When we hop forward to the present tense — to action that is, in MCU terms, set after Captain America: Civil War — what awaits is an interesting-enough scheme in “chemical subjugation,” a greater look at the Black Widow program and the man who runs it, General Dreykov (Ray Winstone), a mysterious foe called the Taskmaster, and, far more satisfying than the all of that, Florence Pugh. It’s a strange movie: front-loaded with its best action, its zippiest writing, its canniest pleasures, then — as if the movie itself were a Black Widow — subjugated to the demands of some greater power, derailed by exposition that, rather than deepening what’s there, only serves to let the air out of the room for being so obvious. 

We knew, as of a disclosure made by Natasha in Age of Ultron, that the mysterious program that made her did unimaginable things to her as a child — a forced hysterectomy being a case in point. Black Widow takes that notion and others — the fake family business, the nationalism tinged with a distinctively Cold War flavor, the spy-op psy-ops that make assassins out of children — and treats it all like mere backstory; none of it, beyond the childhood trauma, seems to have much weight. It’s all just so much costuming for what ultimately adds up to the same old origin story: One which, thankfully, doesn’t try overly hard to connect itself to the surrounding MCU content ephemera, but which also only skims the surface of its own story. 

It’s not really a spoiler to say that at the heart of this story there is essentially, a child trafficking operation — that feels implicit from what little bit we knew about the movie’s heroine to this point, and is also something of a recognizable Soviet cliche. What it amounts to for the movie is a lot of playing both sides, emotionally. These Black Widows, as the assassins are called, are emotionless! Until they’re not. They’re ruthless! Until they’re not. They’re anonymous, they’re (in Dreykov’s words) “trash,” they’re (in the words of Pugh’s Yelena Belova) weapons without faces. Until they defect and become Avengers — or, I guess, the would-be sisters of Avengers. 

The movie signals its spy-flick bona fides with that global sweep familiar to the genre (Cuba, Morocco, Norway, Budapest… Ohio…), a snowbound prison break, a bit of slip-sliding down the sloped roof of a building, a cutesy half-second of Natasha streaming a Bond movie. It’s all just signalling; none of it would hold as much interest if we hadn’t already seen it before, because the movie makes so little good on what it has. The pleasure, as is so often the case for the MCU, is in recognition: Getting to feel like we “know what the movie is doing,” we know what it’s trying to evoke, we’re in on the joke, we get it. Okay. So we get it. Now what? 

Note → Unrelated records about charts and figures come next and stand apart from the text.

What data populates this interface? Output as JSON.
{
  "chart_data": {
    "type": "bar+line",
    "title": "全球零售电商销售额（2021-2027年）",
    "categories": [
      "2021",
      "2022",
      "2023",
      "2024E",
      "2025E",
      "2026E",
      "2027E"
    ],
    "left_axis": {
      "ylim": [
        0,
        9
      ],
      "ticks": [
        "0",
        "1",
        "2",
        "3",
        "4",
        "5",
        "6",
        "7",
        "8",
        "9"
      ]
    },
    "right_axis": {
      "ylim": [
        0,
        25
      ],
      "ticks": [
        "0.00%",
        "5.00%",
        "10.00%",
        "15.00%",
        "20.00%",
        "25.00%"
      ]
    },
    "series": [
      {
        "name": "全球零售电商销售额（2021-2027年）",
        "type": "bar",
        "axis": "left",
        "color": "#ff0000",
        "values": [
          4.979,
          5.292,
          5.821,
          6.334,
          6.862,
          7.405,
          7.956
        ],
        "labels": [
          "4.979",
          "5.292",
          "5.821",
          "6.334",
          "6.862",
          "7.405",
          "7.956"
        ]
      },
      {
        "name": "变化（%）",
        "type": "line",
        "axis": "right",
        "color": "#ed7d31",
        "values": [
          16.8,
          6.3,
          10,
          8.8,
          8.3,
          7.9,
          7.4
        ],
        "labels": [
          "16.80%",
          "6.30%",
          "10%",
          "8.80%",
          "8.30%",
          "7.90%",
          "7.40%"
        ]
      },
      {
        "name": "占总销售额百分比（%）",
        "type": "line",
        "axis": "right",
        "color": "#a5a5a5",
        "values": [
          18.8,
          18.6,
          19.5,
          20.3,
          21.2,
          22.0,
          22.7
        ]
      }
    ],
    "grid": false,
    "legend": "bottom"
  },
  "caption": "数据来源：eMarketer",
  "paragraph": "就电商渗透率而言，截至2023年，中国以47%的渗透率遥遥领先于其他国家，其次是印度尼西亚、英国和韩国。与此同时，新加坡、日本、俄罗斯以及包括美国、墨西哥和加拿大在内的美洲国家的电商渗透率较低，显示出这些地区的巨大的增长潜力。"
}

Credit is due to Pugh and Johansson, most of all, for proving, in the movie’s opening chunk, that their foes-then-friends dynamic could satisfyingly hold an entire movie. Pugh is especially wonderful — when the movie allows her to be, when she gets to make fun of its pretenses, the hero-worship stuff that, at this point, is a bit stale. But, then, what’s also stale is the eagerness with which the franchise has learned to poke fun at itself. For a little while — for the stretch of the movie that’s action-forward, with minimal explanation, just people duking it out, with a gun fight becoming a knife fight becoming an odd mutual-choking exercise involving a curtain — the movie felt like it was beyond that. Lean, a little mean, mostly to the point. Just Johansson and her foes, beating each others’ asses. I’d still watch that movie. I’m not sure the MCU would ever make it.

Black Widow is now streaming on Disney+ (with Premier Access), and in movie theaters across the country.